One interesting thing that I really like about Language Environment dumps is shown on the first page of the LE dump. LE breaks down the calling sequence in the Traceback area. The routine at the top of the chain is the routine that produces the LE dump. The second line indicates that our main, or failing, program was at offset +F6 when it entered CEEHDSP. This chain of calls is especially useful when you are 10 calls deep & your program fails. Notice the area near each register address, PSW address, and the information typically found in the Symptom Dump are displayed for each DSA.
First, we can see that the "main" routine experienced the exception condition based on the information found in the traceback area.
Next, we need to find the area for this DSA. In this case the Condition Information for the DSA address we are looking for is 18F18208 (DSA 2) with an entry address of 18F004C0. Typically this is just below the Traceback info.
Here we find the following information:
- PSW = 18F005BC
- ILC = 6
- INTC = 7
- OFFSET = F6
LE automatically adjusts the OFFSET to the real failing instruction offset.

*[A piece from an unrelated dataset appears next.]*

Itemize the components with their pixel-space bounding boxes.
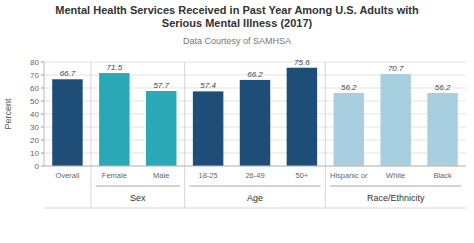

The failing instruction is at 18F005B6 (PSW 18F005BC minus ILC 6).
Just below the Condition Information, we find the Storage Area near condition. This is the area near where the program failed. In this case, the storage at 18F005B6 is FA 22 D0 CA 40 00. By now, you have already noticed this is our dreaded Add Decimal (AP) instruction.
Operand 1 is located at +CA from where register 13 is pointing. In this case operand 1 is located at 18F182D2 (18F18208 + CA). The length of the operand in 3 bytes.Unfortunately, LE only dump +20 bytes before, and +40 bytes after each register (my biggest objection to LE!) In some cases, you are stuck at this point. One method I have used to overcome this is scanning through all register storage looking for the storage that is not included in the R13 information. In this case, we find 18F182D2 is NOT included elsewhere. This operand becomes an open issue!

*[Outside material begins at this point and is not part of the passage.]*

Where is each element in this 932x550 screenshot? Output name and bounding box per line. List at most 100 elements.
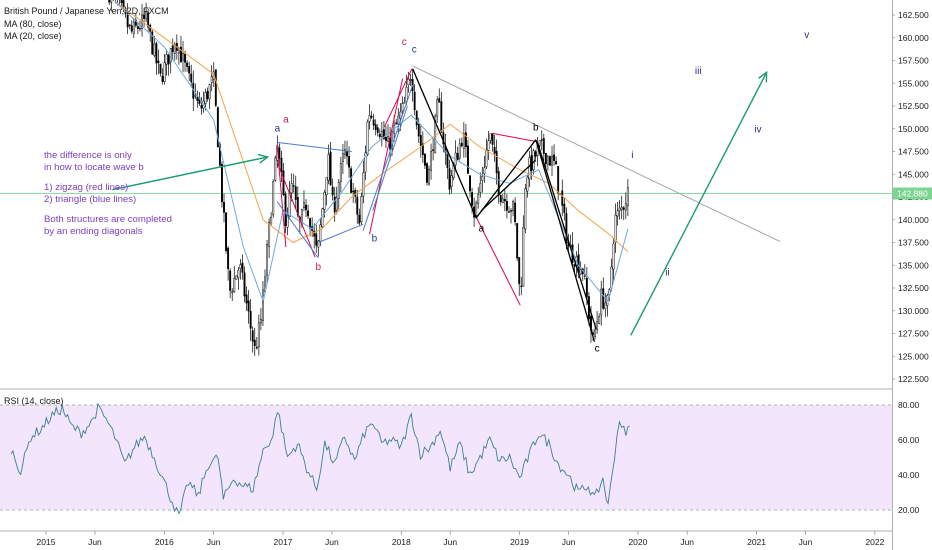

Operand 2 is located at +00 from where register 4 is poinitng. Operand 2 is located at 18F006A0 and is also 3 bytes in length. The value located at 18F00A0 is 00 00 00. This is not a valid packed decimal field, so this is part of the problem.
Looking at the program listing, we find that there are no instructions at +F6 in the compile listing. The failing instruction FA 22 D0 CA 40 00 can be found at +186. The reason for this discrepancy is that the program base starts at +90. So if +90 is added to the +F6 offset we get +186. Now the program listing agrees with the LE dump.
Review of our program source, shows that counter2 was initially set to a value of 2, but was set to NULL by the following instruction:
memset(&counter2,0,sizeof(counter2));
By removing this instruction, re-compiling, and re-running the failing program this problem is resolved.
Tomorrow we will address some other common abends, and some best practices on how to resolve them.